New York Knicks: Joakim Noah holds key to the 2016-17 season
Dec 28, 2016; Atlanta, GA, USA; New York Knicks center Joakim Noah (13) and Atlanta Hawks center Dwight Howard (8) get tied up fighting for a rebound during the first half at Philips Arena. Mandatory Credit: Dale Zanine-USA TODAY Sports

Once considered a massive disappointment, Joakim Noah has emerged as a legitimate factor for the Knicks.

With back to back losses against the Atlanta Hawks and Boston Celtics, Knicks fans have to be feeling that their fairytale start to the season is coming to an end.

While New York sits at 16-15, firmly in fifth place in the Eastern Conference, they have lost not only their last two, but five of their last seven.

Although a disparaging streak of losing like that can be mentally draining, one thing should encourage Knicks fans about their recent run of performances: the play of Joakim Noah.

Joakim has been derided as a massive disappointment ever since he signed a massive four-year, $72 million deal this offseason. Noah has averaged just over 22 minutes per game for the Knicks this season, and has been exceptionally underwhelming, especially in his performances across October and November.

Despite his early struggles, Noah has come on of late, especially in the Knicks’ bitter overtime loss to the Hawks. Noah put up 14 points, 16 rebounds, three assists, two steals and one block in 38 minutes of work against Atlanta. This marks Noah’s largest share of minutes this season, far eclipsing the 30 he played against Indiana, exemplifying how effective he can be over long stretches when his team needs him.

Even more impressive is the fact that Noah was the primary defender on Dwight Howard, who remains one of the most dominating physical presences in the NBA. While Dwight dominated on the glass against the Knicks, the fact that Noah can still go toe to toe with such a physical defender reminds fans exactly why New York signed him this offseason.

In fact, he could be the key to the Knicks achieving their lofty goals in 2017.

Including the Atlanta game, Noah now has at least 10 rebounds in three out of his last four games.
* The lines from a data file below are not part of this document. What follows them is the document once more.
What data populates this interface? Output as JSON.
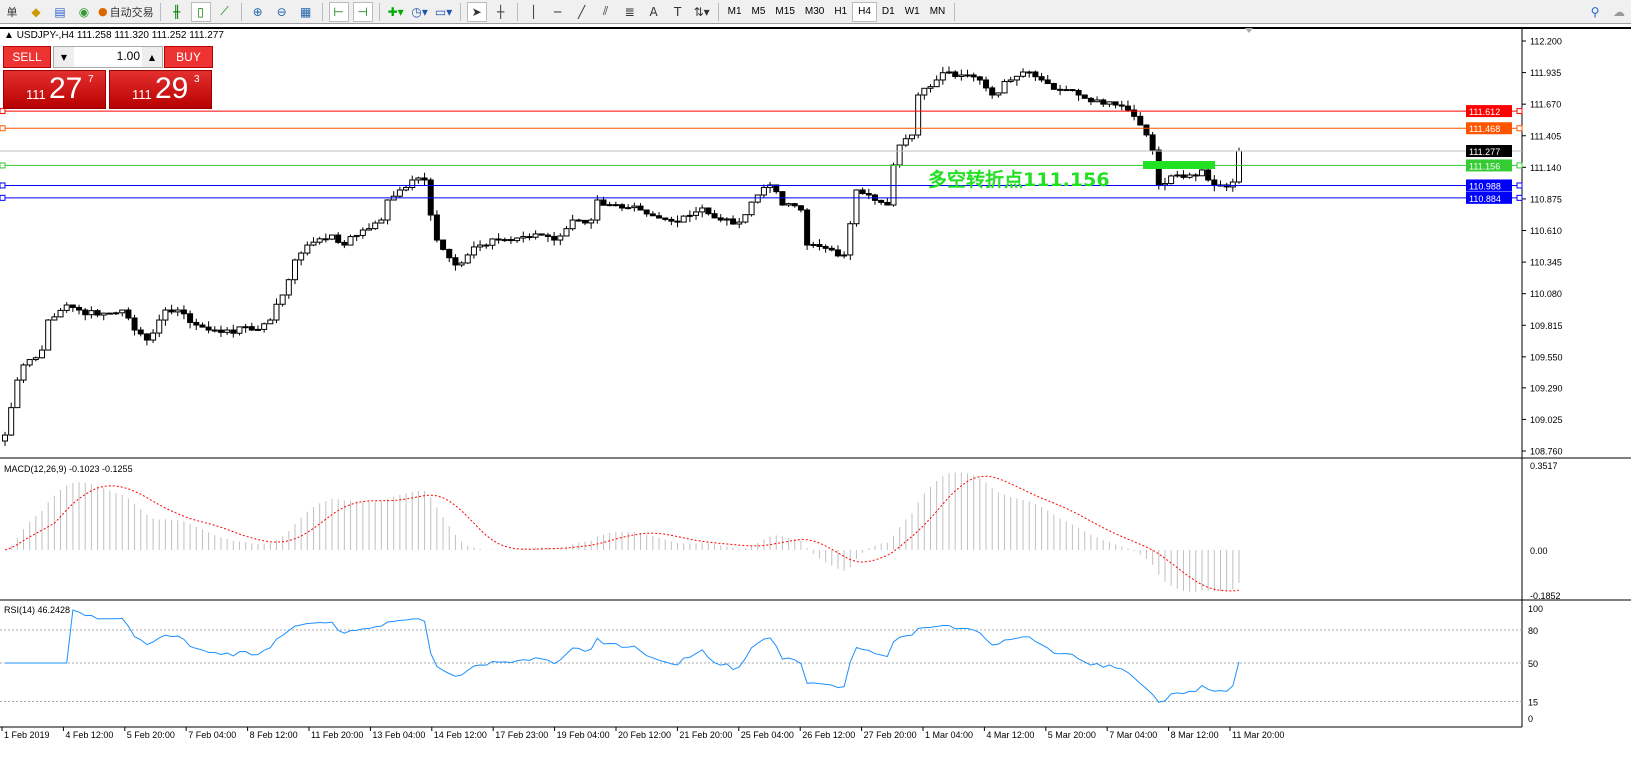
{
  "toolbar": {
    "left_label": "单",
    "auto_trade_label": "自动交易",
    "icons": [
      "new-order-icon",
      "market-watch-icon",
      "signals-icon",
      "auto-trading-icon",
      "bar-chart-icon",
      "candlestick-icon",
      "line-chart-icon",
      "zoom-in-icon",
      "zoom-out-icon",
      "tile-windows-icon",
      "auto-scroll-icon",
      "chart-shift-icon",
      "indicators-icon",
      "periods-icon",
      "templates-icon",
      "cursor-icon",
      "crosshair-icon",
      "vertical-line-icon",
      "horizontal-line-icon",
      "trendline-icon",
      "equidistant-channel-icon",
      "fibonacci-icon",
      "text-icon",
      "text-label-icon",
      "arrows-icon"
    ],
    "timeframes": [
      "M1",
      "M5",
      "M15",
      "M30",
      "H1",
      "H4",
      "D1",
      "W1",
      "MN"
    ],
    "active_timeframe": "H4"
  },
  "chart": {
    "symbol_line": "USDJPY-,H4  111.258 111.320 111.252 111.277",
    "trade_panel": {
      "sell_label": "SELL",
      "buy_label": "BUY",
      "lot": "1.00",
      "sell_price": {
        "small": "111",
        "main": "27",
        "sup": "7"
      },
      "buy_price": {
        "small": "111",
        "main": "29",
        "sup": "3"
      }
    },
    "price_axis": [
      "112.200",
      "111.935",
      "111.670",
      "111.405",
      "111.140",
      "110.875",
      "110.610",
      "110.345",
      "110.080",
      "109.815",
      "109.550",
      "109.290",
      "109.025",
      "108.760"
    ],
    "levels": [
      {
        "price": "111.612",
        "color": "#ff0000"
      },
      {
        "price": "111.468",
        "color": "#ff5500"
      },
      {
        "price": "111.277",
        "color": "#000000",
        "line": "#c0c0c0"
      },
      {
        "price": "111.156",
        "color": "#33cc33"
      },
      {
        "price": "110.988",
        "color": "#0000ff"
      },
      {
        "price": "110.884",
        "color": "#0000ff"
      }
    ],
    "pivot_text": "多空转折点111.156",
    "pivot_color": "#22e022",
    "close_waypoints": [
      [
        0,
        108.894
      ],
      [
        2,
        109.355
      ],
      [
        3,
        109.482
      ],
      [
        6,
        109.607
      ],
      [
        7,
        109.859
      ],
      [
        10,
        109.985
      ],
      [
        12,
        109.943
      ],
      [
        15,
        109.901
      ],
      [
        19,
        109.943
      ],
      [
        21,
        109.775
      ],
      [
        23,
        109.691
      ],
      [
        26,
        109.943
      ],
      [
        28,
        109.943
      ],
      [
        31,
        109.817
      ],
      [
        33,
        109.775
      ],
      [
        36,
        109.775
      ],
      [
        40,
        109.775
      ],
      [
        43,
        109.859
      ],
      [
        45,
        110.069
      ],
      [
        47,
        110.363
      ],
      [
        49,
        110.488
      ],
      [
        53,
        110.572
      ],
      [
        55,
        110.488
      ],
      [
        58,
        110.614
      ],
      [
        61,
        110.698
      ],
      [
        62,
        110.866
      ],
      [
        64,
        110.95
      ],
      [
        66,
        111.034
      ],
      [
        68,
        111.034
      ],
      [
        69,
        110.74
      ],
      [
        70,
        110.53
      ],
      [
        73,
        110.321
      ],
      [
        75,
        110.405
      ],
      [
        77,
        110.488
      ],
      [
        80,
        110.53
      ],
      [
        83,
        110.547
      ],
      [
        87,
        110.572
      ],
      [
        89,
        110.53
      ],
      [
        92,
        110.698
      ],
      [
        95,
        110.698
      ],
      [
        96,
        110.866
      ],
      [
        100,
        110.799
      ],
      [
        103,
        110.782
      ],
      [
        106,
        110.715
      ],
      [
        109,
        110.681
      ],
      [
        113,
        110.799
      ],
      [
        116,
        110.698
      ],
      [
        119,
        110.681
      ],
      [
        122,
        110.908
      ],
      [
        124,
        110.992
      ],
      [
        126,
        110.824
      ],
      [
        129,
        110.782
      ],
      [
        130,
        110.488
      ],
      [
        134,
        110.447
      ],
      [
        136,
        110.405
      ],
      [
        138,
        110.95
      ],
      [
        140,
        110.908
      ],
      [
        143,
        110.824
      ],
      [
        144,
        111.16
      ],
      [
        145,
        111.327
      ],
      [
        147,
        111.411
      ],
      [
        148,
        111.747
      ],
      [
        151,
        111.873
      ],
      [
        153,
        111.94
      ],
      [
        156,
        111.915
      ],
      [
        158,
        111.873
      ],
      [
        160,
        111.747
      ],
      [
        163,
        111.873
      ],
      [
        165,
        111.94
      ],
      [
        168,
        111.873
      ],
      [
        171,
        111.789
      ],
      [
        174,
        111.747
      ],
      [
        177,
        111.705
      ],
      [
        180,
        111.663
      ],
      [
        182,
        111.621
      ],
      [
        184,
        111.495
      ],
      [
        186,
        111.285
      ],
      [
        187,
        110.992
      ],
      [
        190,
        111.076
      ],
      [
        192,
        111.076
      ],
      [
        194,
        111.118
      ],
      [
        195,
        111.034
      ],
      [
        197,
        110.992
      ],
      [
        199,
        111.017
      ],
      [
        200,
        111.277
      ]
    ]
  },
  "macd": {
    "label": "MACD(12,26,9) -0.1023 -0.1255",
    "axis": [
      "0.3517",
      "0.00",
      "-0.1852"
    ],
    "signal_color": "#ff0000"
  },
  "rsi": {
    "label": "RSI(14) 46.2428",
    "axis": [
      "100",
      "80",
      "50",
      "15",
      "0"
    ],
    "line_color": "#1e90ff"
  },
  "time_axis": [
    "1 Feb 2019",
    "4 Feb 12:00",
    "5 Feb 20:00",
    "7 Feb 04:00",
    "8 Feb 12:00",
    "11 Feb 20:00",
    "13 Feb 04:00",
    "14 Feb 12:00",
    "17 Feb 23:00",
    "19 Feb 04:00",
    "20 Feb 12:00",
    "21 Feb 20:00",
    "25 Feb 04:00",
    "26 Feb 12:00",
    "27 Feb 20:00",
    "1 Mar 04:00",
    "4 Mar 12:00",
    "5 Mar 20:00",
    "7 Mar 04:00",
    "8 Mar 12:00",
    "11 Mar 20:00"
  ]
}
This is in addition to the 10 rebounds he had in just 15 minutes of action against the Golden State Warriors earlier in December. That’s exactly the job that Phil Jackson wanted him to do when he signed him to the massive contract this offseason. If he can continue to put up these kind of numbers on the boards, the Knicks should be in very good shape.

Furthermore, the advanced statistics back up Noah’s massive improvement, as they take into account his distribution skills on offense, as well as his prowess on the defensive end.
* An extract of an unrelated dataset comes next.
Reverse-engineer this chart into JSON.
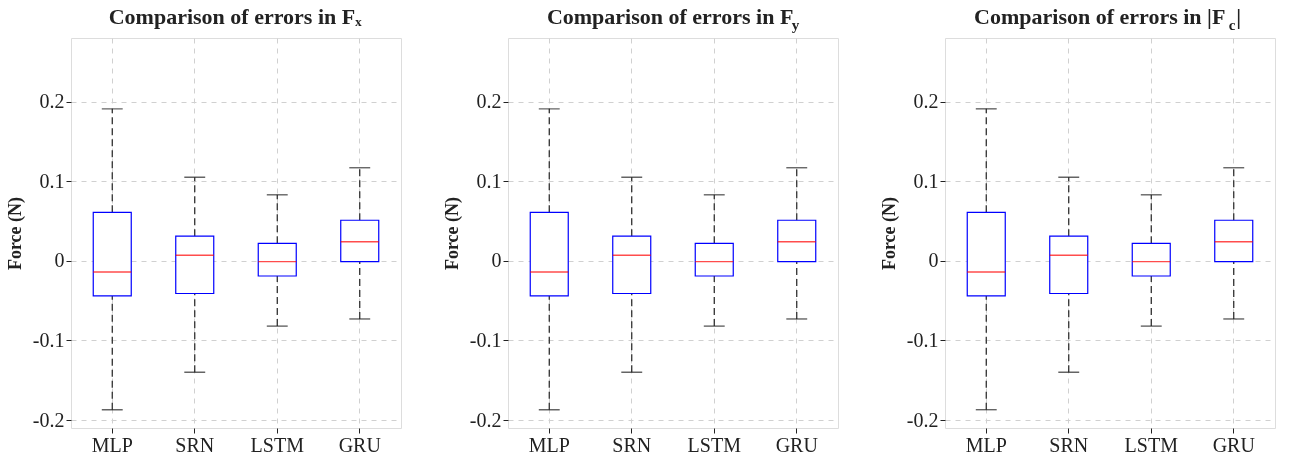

According to Pro Basketball Reference, Noah’s performance against Atlanta was his best of the year by Game Score. Game Score is a statistic created by John Hollinger that measures a player’s overall performance across multiple statistical categories.

Noah posted a 20.2 game score against the Hawks, his highest mark this season. That followed his 11.4 mark against Boston, making these two games the first time this season Noah has posted back to back double digit game scores. Keeping in mind a score of 10 is considered an average performance, the fact that Noah has posted back to back above average marks for the first time this season should come as a pleasant surprise to Knicks fans.

In fact, three of Noah’s top seven performances by game score have come since December 20, which is certainly encouraging for New York moving forward.

While the Knicks certainly look like a playoff team at this point in the season, the play of Noah could turn them into a legitimate conference championship contender. With no real favorite to challenge the Cavaliers emerging out of the Eastern Conference, the mantle seems ripe for the Knicks’ taking. If Noah can continue to produce above average performances, there’s no reason the New York Knicks can’t dream big.


Billy Nayden is an SMU Mustang from Connecticut born and raised on New York sports. Avid fan of nearly every sport from MMA to handball. His heart is in NYC, but Billy has seen games on multiple continents, and has frequented arenas ranging from high school gyms to world class meccas.